Deshalb begann Gulbenkian, dem portugiesischen Botschafter zuzuhören, der ihm Portugal als ein neutrales Land schilderte, das sich nicht in den Zweiten Weltkrieg verwickeln ließ. Dass dort der Diktator Salazar mit eiserner Hand herrschte, erschien einem Menschen, der seine Jugend im Osmanischen Reich verbracht hatte, wahrscheinlich als kein Problem. Nach einem persönlichen Besuch in Portugal gewann eine Zusammenarbeit Konturen. Gulbenkian vermachte dem Land nicht nur seine Sammlung, sondern hinterließ auch reichlich Geld, um Portugals Entwicklung vom Agrarstaat zu einem modernen Land westlichen Standards zu unterstützen. Er dotierte seine Stiftungobwohl er übrigens durchaus Kinder hatte - mit 67 Millionen Dollar in Aktien. Heute wird ihr Vermögen auf 4 Milliarden (sic!) Dollar geschätzt.
Davon wird nicht nur Bau und Unterhalt des Lissabonner Museums finanziert, sondern auch viele weitere künstlerische, karitative und wissenschaftliche Projekte. Bibliotheken, Forschungsinstitute, Theater und andere Museen können sich über diesen reichen Geldsegen freuen.

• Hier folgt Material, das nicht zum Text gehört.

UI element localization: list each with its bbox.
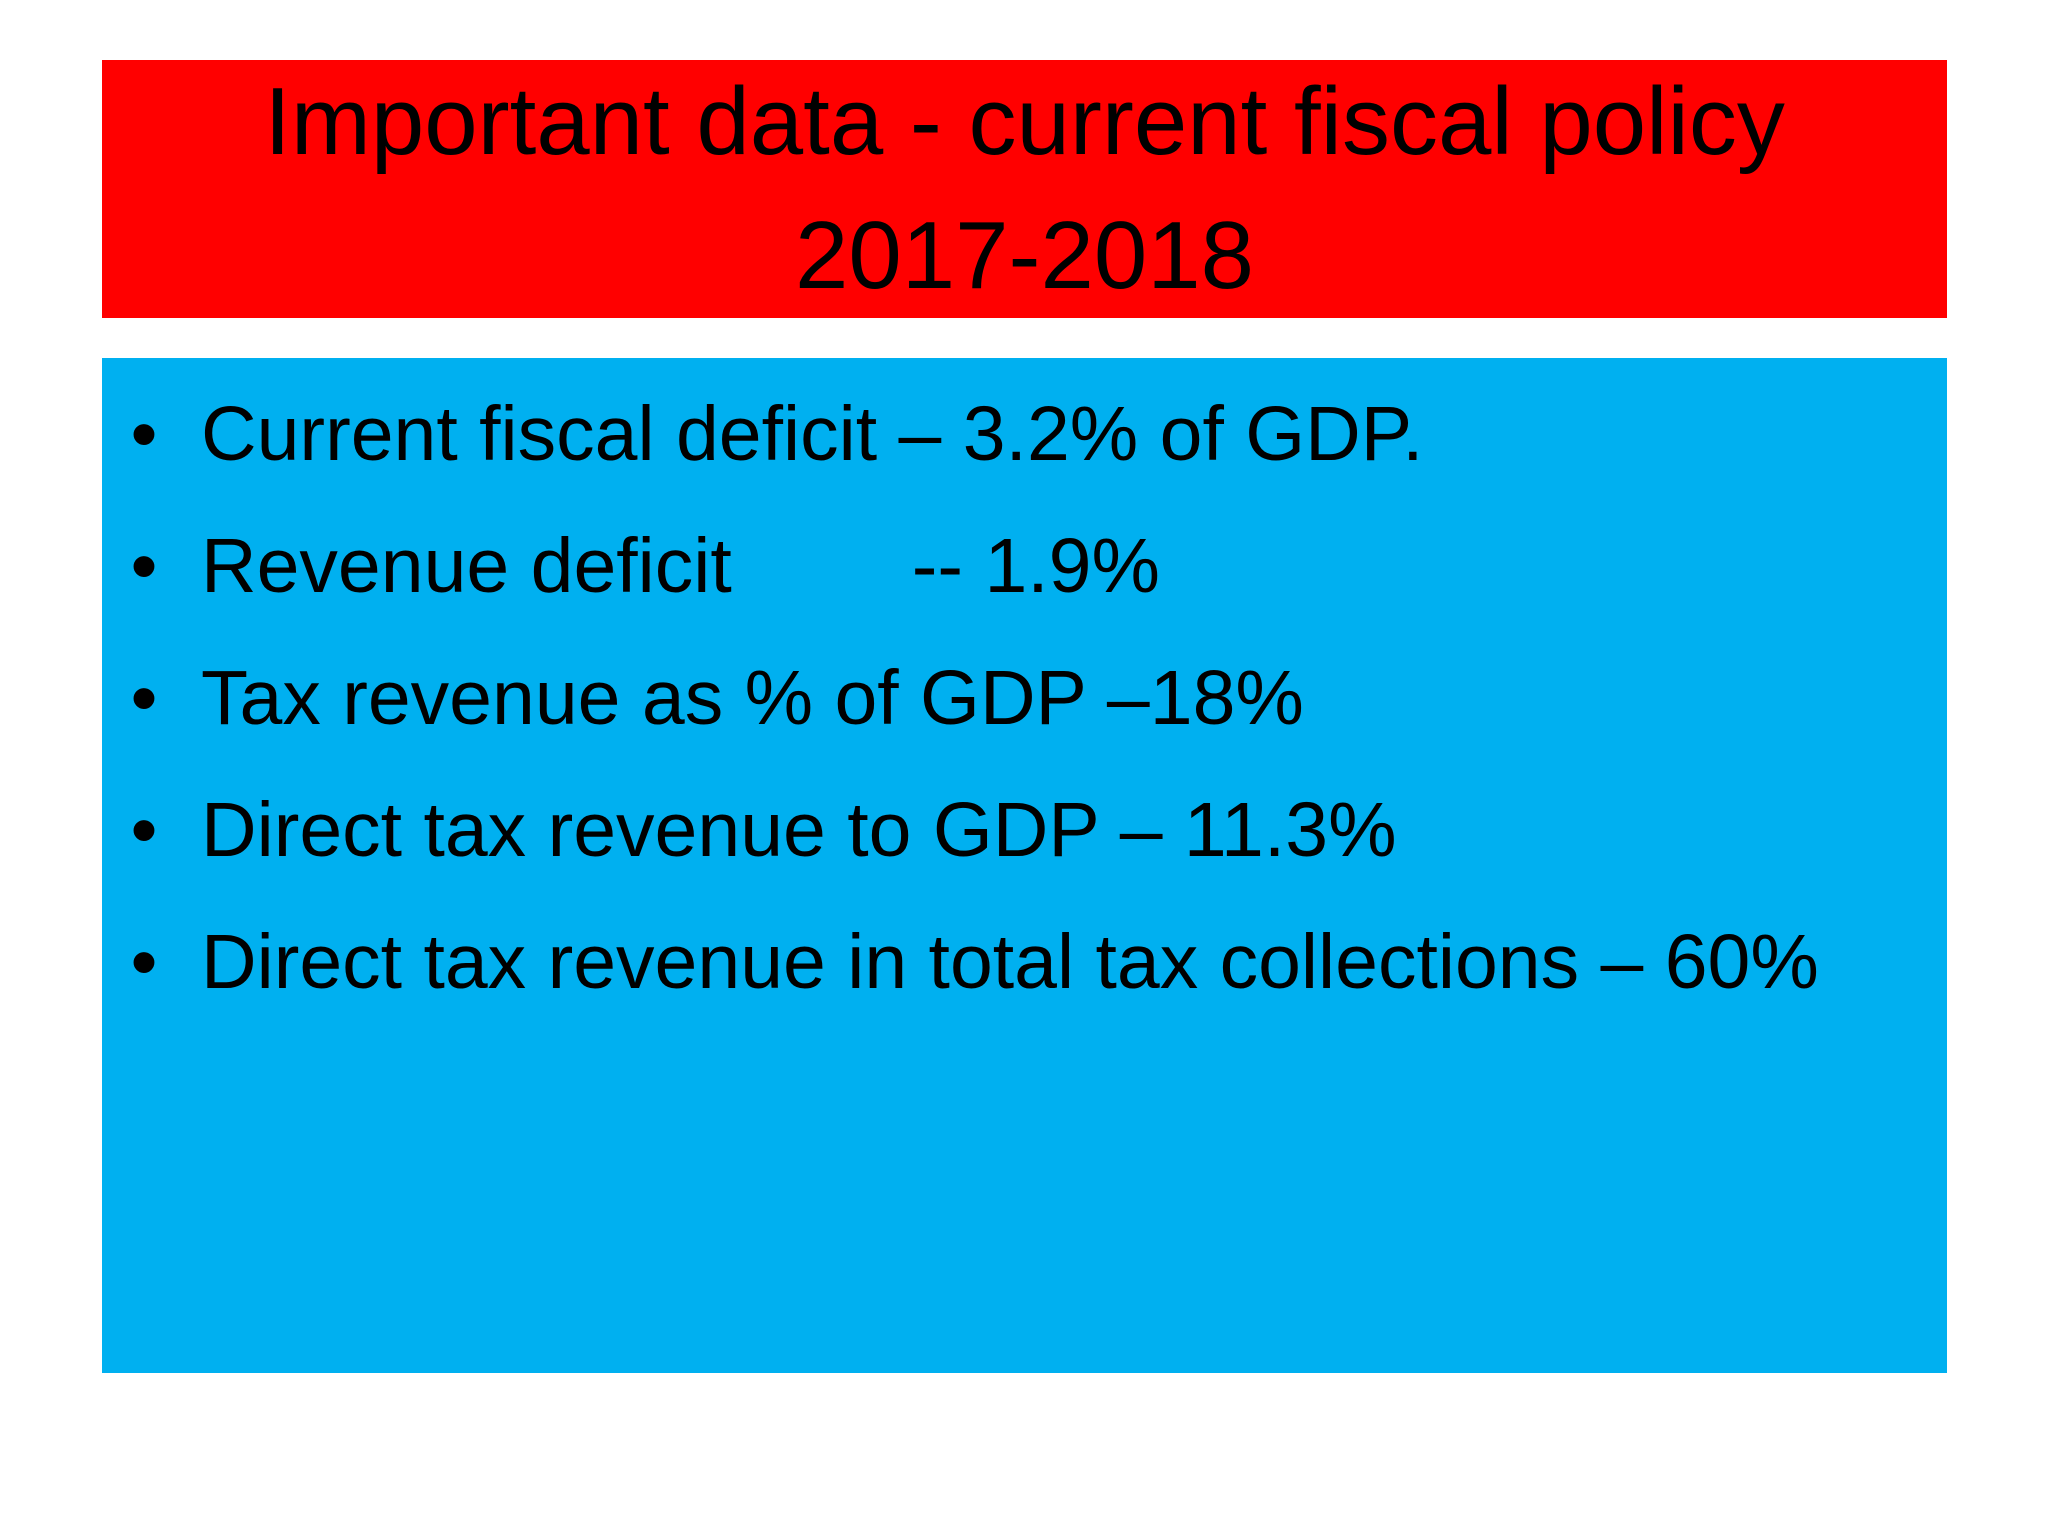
bullet-label: Revenue deficit — [201, 523, 732, 609]
title-banner: Important data - current fiscal policy 2… — [102, 60, 1947, 318]
bullet-fiscal-deficit: • Current fiscal deficit – 3.2% of GDP. — [102, 378, 1947, 490]
bullet-text: Current fiscal deficit – 3.2% of GDP. — [201, 391, 1424, 477]
bullet-text: Direct tax revenue in total tax collecti… — [201, 919, 1819, 1005]
bullet-list: • Current fiscal deficit – 3.2% of GDP. … — [102, 378, 1947, 1018]
bullet-revenue-deficit: • Revenue deficit -- 1.9% — [102, 510, 1947, 622]
bullet-value: -- 1.9% — [911, 523, 1160, 609]
bullet-icon: • — [130, 391, 158, 477]
bullet-direct-tax-gdp: • Direct tax revenue to GDP – 11.3% — [102, 774, 1947, 886]
slide-title-line-2: 2017-2018 — [794, 202, 1255, 309]
bullet-icon: • — [130, 655, 158, 741]
bullet-tax-revenue-gdp: • Tax revenue as % of GDP –18% — [102, 642, 1947, 754]
bullet-icon: • — [130, 919, 158, 1005]
bullet-direct-tax-share: • Direct tax revenue in total tax collec… — [102, 906, 1851, 1018]
bullet-icon: • — [130, 523, 158, 609]
content-panel: • Current fiscal deficit – 3.2% of GDP. … — [102, 358, 1947, 1373]
slide-title-line-1: Important data - current fiscal policy — [264, 68, 1785, 175]
bullet-text: Direct tax revenue to GDP – 11.3% — [201, 787, 1397, 873]
bullet-icon: • — [130, 787, 158, 873]
bullet-text: Tax revenue as % of GDP –18% — [201, 655, 1304, 741]
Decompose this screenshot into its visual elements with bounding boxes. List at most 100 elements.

2018 entschied sich der Stiftungsvorstand, die Öl-Holding zu verkaufen und den Erlös in nachhaltige Projekte zu investieren. Seit 2020 vergibt er darüber hinaus den Gulbenkian Prize for Humanity, der
herausragende Individuen des Klimaschutzes auszeichnet. Er ist mit 1 Mio. Euro dotiert. Die erste Preisträgerin war Greta Thunberg.
Aber das ist schon wieder ein ganz anderes Kapitel. Wie sich wohl Calouste Gulbenkian dazu gestellt hätte? Wir können sein Lebenswerk als Sammler und Philanthrop in Lissabon nur bewundern. Reservieren Sie sich einen ganzen Tag für das Museum. Sie werden ihn brauchen!
Kurz vor Drucklegung haben wir erfahren, dass das Gulbenkian Museum derzeit renoviert und im Juli 2026 wieder eröffnet wird. Damit haben Sie mit Ihrer Planung der nächsten Reise nach Lissabon noch etwas Zeit.
Münzkabinette von Charles Cressent (1685-1768), ca. 1750, mit der Darstellung von Münzen und einem Balancier. Foto: KW.